KUBERNETES_SERVICE_PORT: "6443"`
- enabled eBPF mode
kubectl patch ds -n kube-system kube-proxy -p '{"spec":{"template":{"spec":{"nodeSelector":{"non-calico": "true"}}}}}'
kubectl patch installation.operator.tigera.io default --type merge -p '{"spec":{"calicoNetwork":{"linuxDataplane":"BPF", "hostPorts":null}}}'
-
Running some network workload for 5-15 minutes
-
kubectl get pods/nodes (output here: https://github.com/projectcalico/calico/issues/6168#issuecomment-1143500246)

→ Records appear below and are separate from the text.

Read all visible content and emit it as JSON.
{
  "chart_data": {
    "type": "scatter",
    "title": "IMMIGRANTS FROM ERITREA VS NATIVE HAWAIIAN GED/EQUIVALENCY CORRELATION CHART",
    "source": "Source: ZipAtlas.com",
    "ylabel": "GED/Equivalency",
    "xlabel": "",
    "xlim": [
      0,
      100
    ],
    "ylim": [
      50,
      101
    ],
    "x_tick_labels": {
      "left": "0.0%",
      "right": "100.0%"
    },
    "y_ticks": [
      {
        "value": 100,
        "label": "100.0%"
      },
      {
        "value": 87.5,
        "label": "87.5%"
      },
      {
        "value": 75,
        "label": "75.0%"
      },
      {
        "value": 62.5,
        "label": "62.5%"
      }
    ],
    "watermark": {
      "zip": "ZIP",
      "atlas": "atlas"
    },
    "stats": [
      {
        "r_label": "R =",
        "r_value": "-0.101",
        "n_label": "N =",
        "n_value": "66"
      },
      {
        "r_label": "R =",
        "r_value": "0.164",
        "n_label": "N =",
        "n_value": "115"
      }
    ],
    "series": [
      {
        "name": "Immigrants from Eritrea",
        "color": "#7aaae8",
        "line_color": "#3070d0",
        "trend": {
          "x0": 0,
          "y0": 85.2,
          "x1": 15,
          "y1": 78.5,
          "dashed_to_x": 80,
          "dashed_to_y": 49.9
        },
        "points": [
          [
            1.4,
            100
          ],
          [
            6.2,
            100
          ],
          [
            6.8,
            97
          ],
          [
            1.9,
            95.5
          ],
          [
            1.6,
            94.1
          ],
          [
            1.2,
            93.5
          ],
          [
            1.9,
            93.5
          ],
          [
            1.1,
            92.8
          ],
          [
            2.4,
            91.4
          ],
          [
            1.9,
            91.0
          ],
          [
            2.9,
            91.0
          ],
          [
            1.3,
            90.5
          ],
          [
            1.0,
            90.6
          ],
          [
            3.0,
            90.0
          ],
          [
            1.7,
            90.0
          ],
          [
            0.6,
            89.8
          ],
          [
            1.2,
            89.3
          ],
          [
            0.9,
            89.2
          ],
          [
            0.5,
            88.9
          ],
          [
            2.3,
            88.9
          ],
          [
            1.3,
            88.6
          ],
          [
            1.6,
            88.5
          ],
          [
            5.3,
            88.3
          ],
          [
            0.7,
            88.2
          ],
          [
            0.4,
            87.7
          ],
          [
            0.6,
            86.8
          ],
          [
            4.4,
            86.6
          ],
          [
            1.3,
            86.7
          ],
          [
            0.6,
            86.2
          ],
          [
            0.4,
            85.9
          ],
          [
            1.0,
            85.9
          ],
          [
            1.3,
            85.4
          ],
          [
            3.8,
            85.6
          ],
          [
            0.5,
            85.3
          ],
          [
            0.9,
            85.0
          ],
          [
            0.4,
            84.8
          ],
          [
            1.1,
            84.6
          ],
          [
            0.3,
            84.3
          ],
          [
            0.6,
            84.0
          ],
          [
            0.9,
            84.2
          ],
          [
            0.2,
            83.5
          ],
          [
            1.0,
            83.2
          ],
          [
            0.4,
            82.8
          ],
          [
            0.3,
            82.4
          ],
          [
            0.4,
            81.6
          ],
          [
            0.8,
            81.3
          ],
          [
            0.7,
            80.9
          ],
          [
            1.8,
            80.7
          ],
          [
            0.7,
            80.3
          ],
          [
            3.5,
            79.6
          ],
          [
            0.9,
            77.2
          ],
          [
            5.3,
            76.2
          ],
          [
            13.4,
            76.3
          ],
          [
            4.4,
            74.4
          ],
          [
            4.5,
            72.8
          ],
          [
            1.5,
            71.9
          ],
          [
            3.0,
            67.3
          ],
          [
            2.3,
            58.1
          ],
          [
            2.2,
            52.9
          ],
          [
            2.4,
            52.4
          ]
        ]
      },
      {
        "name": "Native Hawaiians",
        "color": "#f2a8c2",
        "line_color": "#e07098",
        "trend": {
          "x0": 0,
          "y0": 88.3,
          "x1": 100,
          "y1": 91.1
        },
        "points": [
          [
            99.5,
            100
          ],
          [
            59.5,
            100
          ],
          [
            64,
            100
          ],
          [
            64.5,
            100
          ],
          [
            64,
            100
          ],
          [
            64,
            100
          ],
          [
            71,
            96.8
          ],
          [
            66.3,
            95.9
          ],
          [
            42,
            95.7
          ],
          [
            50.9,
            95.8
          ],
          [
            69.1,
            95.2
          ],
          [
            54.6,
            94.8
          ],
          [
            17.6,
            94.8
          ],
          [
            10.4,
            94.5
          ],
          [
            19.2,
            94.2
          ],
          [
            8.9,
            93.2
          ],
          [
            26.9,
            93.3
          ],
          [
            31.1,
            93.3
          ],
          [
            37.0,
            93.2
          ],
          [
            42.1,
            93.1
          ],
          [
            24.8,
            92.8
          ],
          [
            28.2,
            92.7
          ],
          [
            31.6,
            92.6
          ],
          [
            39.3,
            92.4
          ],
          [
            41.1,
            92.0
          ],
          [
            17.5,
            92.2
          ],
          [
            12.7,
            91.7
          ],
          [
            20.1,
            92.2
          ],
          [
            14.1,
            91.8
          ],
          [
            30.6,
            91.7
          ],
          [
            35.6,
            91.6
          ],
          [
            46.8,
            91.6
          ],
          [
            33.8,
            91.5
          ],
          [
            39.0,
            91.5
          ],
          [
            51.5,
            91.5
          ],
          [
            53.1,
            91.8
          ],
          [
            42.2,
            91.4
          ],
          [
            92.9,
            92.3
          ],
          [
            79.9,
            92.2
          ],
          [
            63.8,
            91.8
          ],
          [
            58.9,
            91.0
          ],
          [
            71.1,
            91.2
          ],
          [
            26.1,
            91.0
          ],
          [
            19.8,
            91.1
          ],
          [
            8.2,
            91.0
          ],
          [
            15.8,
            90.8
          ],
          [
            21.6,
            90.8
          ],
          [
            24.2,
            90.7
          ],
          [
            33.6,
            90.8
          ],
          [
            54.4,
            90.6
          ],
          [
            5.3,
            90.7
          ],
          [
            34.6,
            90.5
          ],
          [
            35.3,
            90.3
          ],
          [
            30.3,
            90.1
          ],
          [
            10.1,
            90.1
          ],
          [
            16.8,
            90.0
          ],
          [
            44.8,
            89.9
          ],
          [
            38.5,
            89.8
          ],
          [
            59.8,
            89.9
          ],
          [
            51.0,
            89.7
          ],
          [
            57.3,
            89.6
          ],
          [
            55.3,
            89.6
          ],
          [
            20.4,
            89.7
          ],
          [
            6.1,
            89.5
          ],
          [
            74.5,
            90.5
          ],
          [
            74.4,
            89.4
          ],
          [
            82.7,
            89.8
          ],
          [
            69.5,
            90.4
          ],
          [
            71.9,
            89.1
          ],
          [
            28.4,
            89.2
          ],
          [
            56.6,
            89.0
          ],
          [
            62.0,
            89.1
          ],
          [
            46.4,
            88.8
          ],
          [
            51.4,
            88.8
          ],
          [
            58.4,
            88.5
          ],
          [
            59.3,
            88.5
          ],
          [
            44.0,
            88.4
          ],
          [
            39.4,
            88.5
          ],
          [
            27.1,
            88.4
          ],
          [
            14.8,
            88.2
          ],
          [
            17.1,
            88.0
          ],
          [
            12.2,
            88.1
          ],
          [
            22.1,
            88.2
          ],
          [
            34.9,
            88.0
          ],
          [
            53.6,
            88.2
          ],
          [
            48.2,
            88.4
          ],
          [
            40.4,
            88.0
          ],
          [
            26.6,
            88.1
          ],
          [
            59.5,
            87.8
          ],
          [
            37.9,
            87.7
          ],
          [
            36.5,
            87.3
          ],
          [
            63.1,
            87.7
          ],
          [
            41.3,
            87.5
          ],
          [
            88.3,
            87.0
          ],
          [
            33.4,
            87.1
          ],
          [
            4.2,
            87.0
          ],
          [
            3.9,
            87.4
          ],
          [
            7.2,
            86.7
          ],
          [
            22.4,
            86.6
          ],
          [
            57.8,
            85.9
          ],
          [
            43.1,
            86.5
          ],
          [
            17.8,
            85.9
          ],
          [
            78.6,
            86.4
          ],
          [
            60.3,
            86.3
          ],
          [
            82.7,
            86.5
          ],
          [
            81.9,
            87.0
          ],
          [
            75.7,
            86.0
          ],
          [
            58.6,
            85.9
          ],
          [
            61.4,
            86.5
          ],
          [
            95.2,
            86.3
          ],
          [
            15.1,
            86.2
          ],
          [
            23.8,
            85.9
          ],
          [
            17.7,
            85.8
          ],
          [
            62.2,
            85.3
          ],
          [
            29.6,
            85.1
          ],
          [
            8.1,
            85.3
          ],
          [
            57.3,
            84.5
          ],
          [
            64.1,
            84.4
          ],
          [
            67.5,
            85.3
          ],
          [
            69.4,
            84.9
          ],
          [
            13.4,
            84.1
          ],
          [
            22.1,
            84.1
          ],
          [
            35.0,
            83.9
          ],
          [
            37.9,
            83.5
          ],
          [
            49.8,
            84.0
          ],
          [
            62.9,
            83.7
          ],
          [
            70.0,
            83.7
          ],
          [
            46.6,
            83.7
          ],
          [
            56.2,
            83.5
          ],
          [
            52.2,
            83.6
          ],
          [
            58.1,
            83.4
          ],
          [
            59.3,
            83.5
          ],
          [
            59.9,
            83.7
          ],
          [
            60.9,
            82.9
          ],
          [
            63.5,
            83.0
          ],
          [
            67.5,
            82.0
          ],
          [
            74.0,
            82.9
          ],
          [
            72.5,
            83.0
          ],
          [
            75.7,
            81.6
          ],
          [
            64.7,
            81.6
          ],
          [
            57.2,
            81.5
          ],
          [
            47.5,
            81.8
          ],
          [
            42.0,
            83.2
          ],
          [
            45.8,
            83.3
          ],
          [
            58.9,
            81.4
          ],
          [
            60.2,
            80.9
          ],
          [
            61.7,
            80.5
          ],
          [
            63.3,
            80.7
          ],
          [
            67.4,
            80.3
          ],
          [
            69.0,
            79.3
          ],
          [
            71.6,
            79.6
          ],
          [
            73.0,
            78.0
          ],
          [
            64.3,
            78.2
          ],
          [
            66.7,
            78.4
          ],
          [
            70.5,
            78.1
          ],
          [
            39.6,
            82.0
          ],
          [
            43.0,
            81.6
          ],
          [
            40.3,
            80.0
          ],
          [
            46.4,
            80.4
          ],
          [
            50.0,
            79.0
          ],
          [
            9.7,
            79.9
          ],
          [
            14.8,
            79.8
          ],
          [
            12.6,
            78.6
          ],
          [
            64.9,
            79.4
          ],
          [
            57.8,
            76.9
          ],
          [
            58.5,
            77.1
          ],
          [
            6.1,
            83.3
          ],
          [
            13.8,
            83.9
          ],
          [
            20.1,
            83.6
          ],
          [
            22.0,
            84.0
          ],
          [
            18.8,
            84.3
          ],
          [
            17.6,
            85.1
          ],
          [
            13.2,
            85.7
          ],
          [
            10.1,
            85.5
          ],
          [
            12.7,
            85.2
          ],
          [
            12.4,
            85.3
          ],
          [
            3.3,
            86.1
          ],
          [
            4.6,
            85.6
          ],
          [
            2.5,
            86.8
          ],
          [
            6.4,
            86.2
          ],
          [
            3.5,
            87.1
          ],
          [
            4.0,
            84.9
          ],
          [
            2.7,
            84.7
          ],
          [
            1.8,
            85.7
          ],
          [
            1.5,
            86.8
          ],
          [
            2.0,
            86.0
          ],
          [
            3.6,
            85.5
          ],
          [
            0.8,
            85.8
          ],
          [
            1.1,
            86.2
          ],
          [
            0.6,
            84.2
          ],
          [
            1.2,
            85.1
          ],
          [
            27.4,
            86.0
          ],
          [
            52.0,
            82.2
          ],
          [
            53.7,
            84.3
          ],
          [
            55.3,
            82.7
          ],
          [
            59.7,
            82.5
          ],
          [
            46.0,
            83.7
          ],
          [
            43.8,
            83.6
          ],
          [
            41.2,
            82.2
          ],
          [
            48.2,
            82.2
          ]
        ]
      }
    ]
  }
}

I can try to reproduce the issue and send more logs from kubernetes/calico/etcd
@PanKaker Once the kubernetes-services-endpoint configmap is created, does it trigger a reload of the calico-node? Also the calico-node should be reloaded automatically once BPF mode is enabled. Can you please confirm this?
@PanKaker I am not able to reproduce this issue. Closing it. If you are able to reproduce this issue, please reopen.